Facts of the Case

The petitioner, Fab India Overseas Private Limited, challenged the order dated 28.01.2021 passed by the Transfer Pricing Officer for Assessment Year 2011–12. The petitioner had acquired the trademark “FABINDIA” from its associated enterprise, Fabindia Inc., during Financial Year 2006–07 and had been claiming depreciation on the written down value of the trademark under Section 32 of the Income-tax Act, 1961.

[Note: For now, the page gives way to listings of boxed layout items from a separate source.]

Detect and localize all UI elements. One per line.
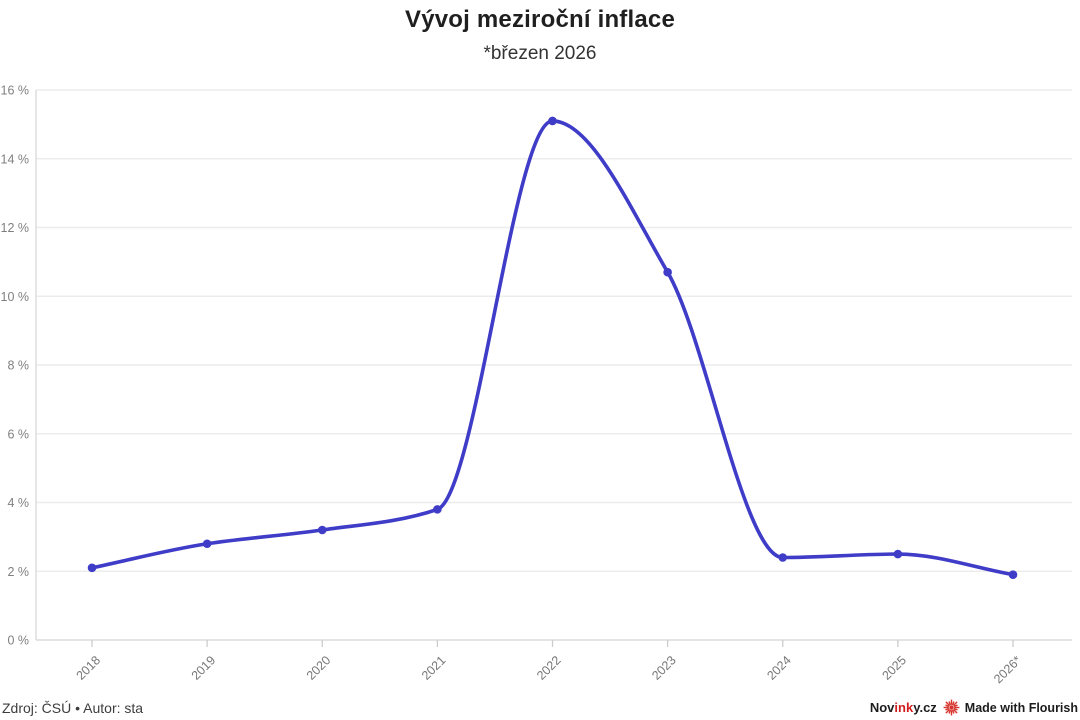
data-point[interactable] bbox=[433, 505, 442, 514]
x-axis-label: 2024 bbox=[764, 653, 794, 683]
y-axis-label: 16 % bbox=[1, 84, 30, 98]
chart-subtitle: *březen 2026 bbox=[483, 43, 597, 64]
x-axis-label: 2021 bbox=[419, 653, 449, 683]
y-axis-label: 12 % bbox=[1, 221, 30, 235]
y-axis-label: 14 % bbox=[1, 152, 30, 166]
data-point[interactable] bbox=[548, 116, 557, 126]
flourish-burst-ray bbox=[948, 709, 951, 714]
flourish-burst-ray bbox=[952, 708, 958, 714]
x-axis-label: 2025 bbox=[879, 653, 909, 683]
flourish-burst-ray bbox=[951, 709, 955, 714]
source-credit: Zdroj: ČSÚ • Autor: sta bbox=[2, 699, 144, 716]
footer-branding: Novinky.cz Made with Flourish bbox=[870, 699, 1078, 716]
chart-header: Vývoj meziroční inflace *březen 2026 bbox=[0, 6, 1080, 65]
flourish-burst-ray bbox=[953, 704, 958, 708]
x-axis-label: 2018 bbox=[74, 653, 104, 683]
data-point[interactable] bbox=[663, 267, 672, 277]
novinky-logo[interactable]: Novinky.cz bbox=[870, 700, 937, 715]
flourish-burst-ray bbox=[945, 708, 950, 714]
x-axis-label: 2022 bbox=[534, 653, 564, 683]
y-axis-label: 10 % bbox=[1, 290, 30, 304]
data-point[interactable] bbox=[317, 525, 327, 535]
flourish-burst-ray bbox=[945, 701, 950, 707]
chart-title: Vývoj meziroční inflace bbox=[404, 6, 676, 33]
y-axis-label: 8 % bbox=[7, 359, 29, 373]
y-axis-label: 6 % bbox=[7, 427, 29, 441]
gridlines bbox=[36, 89, 1072, 641]
y-axis-labels: 0 % 2 % 4 % 6 % 8 % 10 % 12 % 14 % 16 % bbox=[1, 84, 30, 648]
x-axis-label: 2026* bbox=[991, 653, 1024, 686]
flourish-burst-ray bbox=[953, 707, 958, 711]
y-axis-label: 0 % bbox=[7, 634, 29, 648]
x-axis-label: 2020 bbox=[304, 653, 334, 683]
made-with-flourish-link[interactable]: Made with Flourish bbox=[943, 699, 1078, 716]
flourish-burst-ray bbox=[945, 704, 950, 708]
x-axis-labels: 2018 2019 2020 2021 2022 2023 2024 2025 2026* bbox=[74, 653, 1025, 686]
flourish-burst-ray bbox=[951, 701, 955, 706]
data-point[interactable] bbox=[202, 539, 212, 549]
inflation-line bbox=[90, 119, 1015, 577]
x-axis-label: 2023 bbox=[649, 653, 679, 683]
flourish-burst-icon bbox=[943, 699, 960, 716]
novinky-logo-highlight: ink bbox=[894, 700, 914, 715]
data-point[interactable] bbox=[778, 553, 788, 562]
flourish-burst-ray bbox=[952, 701, 958, 707]
data-point[interactable] bbox=[87, 563, 97, 573]
flourish-burst-center bbox=[949, 705, 954, 710]
x-axis-ticks bbox=[91, 640, 1014, 647]
chart-footer: Zdroj: ČSÚ • Autor: sta Novinky.cz Made … bbox=[2, 699, 1078, 716]
x-axis-label: 2019 bbox=[189, 653, 219, 683]
y-axis-label: 4 % bbox=[7, 496, 29, 510]
flourish-burst-ray bbox=[948, 701, 951, 706]
flourish-burst-ray bbox=[945, 707, 950, 711]
novinky-logo-prefix: Nov bbox=[869, 700, 895, 715]
data-point[interactable] bbox=[893, 549, 903, 559]
data-point[interactable] bbox=[1008, 570, 1018, 579]
y-axis-label: 2 % bbox=[7, 565, 29, 579]
data-points bbox=[87, 116, 1018, 579]
novinky-logo-suffix: y.cz bbox=[913, 700, 937, 715]
made-with-flourish-label: Made with Flourish bbox=[964, 700, 1078, 715]
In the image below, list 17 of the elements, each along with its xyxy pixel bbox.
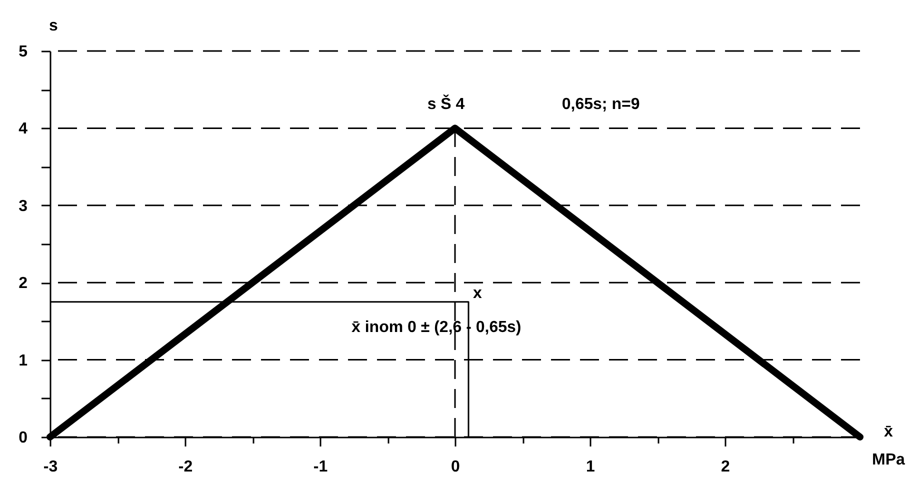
annotation: s Š 4 — [427, 94, 465, 114]
annotation: x — [473, 284, 482, 302]
y-axis-title: s — [49, 18, 58, 34]
y-tick-label: 2 — [18, 275, 28, 292]
x-tick-label: 2 — [721, 458, 730, 476]
annotation: 0,65s; n=9 — [562, 96, 640, 113]
x-tick-label: -2 — [178, 458, 193, 476]
x-tick-label: -1 — [313, 458, 328, 476]
y-tick-label: 5 — [18, 44, 28, 60]
y-tick-label: 4 — [18, 120, 28, 138]
x-axis-title: x̄ MPa — [872, 424, 906, 468]
x-tick-label: 1 — [586, 458, 596, 476]
x-tick-label: -3 — [43, 458, 58, 476]
y-tick-label: 1 — [18, 352, 28, 370]
x-tick-label: 0 — [451, 458, 460, 476]
y-tick-label: 0 — [18, 430, 28, 446]
y-tick-label: 3 — [18, 198, 28, 215]
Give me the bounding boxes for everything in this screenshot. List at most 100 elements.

For AY 2011–12, the Assessing Officer disallowed depreciation by relying on an earlier TPO order for AY 2007–08, wherein the arm’s length price of the trademark acquisition was determined at Nil. The petitioner’s appeal before the CIT(A) failed, and the matter ultimately reached the ITAT, which remanded the issue for fresh examination. Pursuant to the ITAT’s remand, the AO again made a reference to the TPO for AY 2011–12, resulting in the impugned order.

Issues Involved

Whether a reference to the Transfer Pricing Officer under Section 92CA can be made in a year where no international transaction was entered into, and whether the TPO can re-determine the arm’s length price of a trademark acquired in an earlier year for the purpose of disallowing depreciation in a subsequent assessment year.

Petitioner’s Arguments

The petitioner contended that the acquisition of the trademark was a one-time transaction completed in FY 2006–07 and no international transaction was entered into during FY 2010–11 relevant to AY 2011–12. It was argued that the reference made to the TPO for AY 2011–12 was without jurisdiction and contrary to Sections 92B and 92CA of the Act. The petitioner submitted that depreciation could not be denied by re-benchmarking a concluded transaction of an earlier year.

Respondent’s Arguments

The Revenue argued that the reference to the TPO was made pursuant to the ITAT’s remand order and with proper approvals. It was contended that the TPO was justified in examining the arm’s length price to ensure that depreciation was claimed on a valid and correctly valued intangible asset.

Court Order / Findings

The Delhi High Court held that an international transaction, within the meaning of Section 92B, must be entered into during the relevant previous year for a valid reference to the TPO. The Court observed that the acquisition of the trademark in FY 2006–07 was a singular transaction and could not be treated as an international transaction for AY 2011–12.

The Court found that the Revenue had misconstrued the ITAT’s remand order. The ITAT had directed the Assessing Officer to examine the admissibility and quantum of depreciation and had not directed a fresh transfer pricing reference for AY 2011–12. Since no international transaction occurred in the relevant year, the reference made to the TPO was fundamentally flawed and without jurisdiction.

Accordingly, the Court set aside the impugned order dated 28.01.2021 passed by the TPO. However, the Court declined to issue a direct mandamus to allow depreciation and held that the Assessing Officer must consider the petitioner’s claim for depreciation afresh in accordance with the ITAT’s directions and the present judgment.

Important Clarification

The Court clarified that transfer pricing provisions cannot be invoked in a year merely because depreciation is claimed on an asset acquired in an earlier year. Arm’s length price determination must relate to the year in which the international transaction is actually entered into.

Final Outcome

The writ petition was disposed of. The Delhi High Court set aside the order dated 28.01.2021 passed by the Transfer Pricing Officer as being without jurisdiction and directed the Assessing Officer to consider the petitioner’s claim for depreciation afresh in accordance with law and the directions of the ITAT. No order as to costs was passed.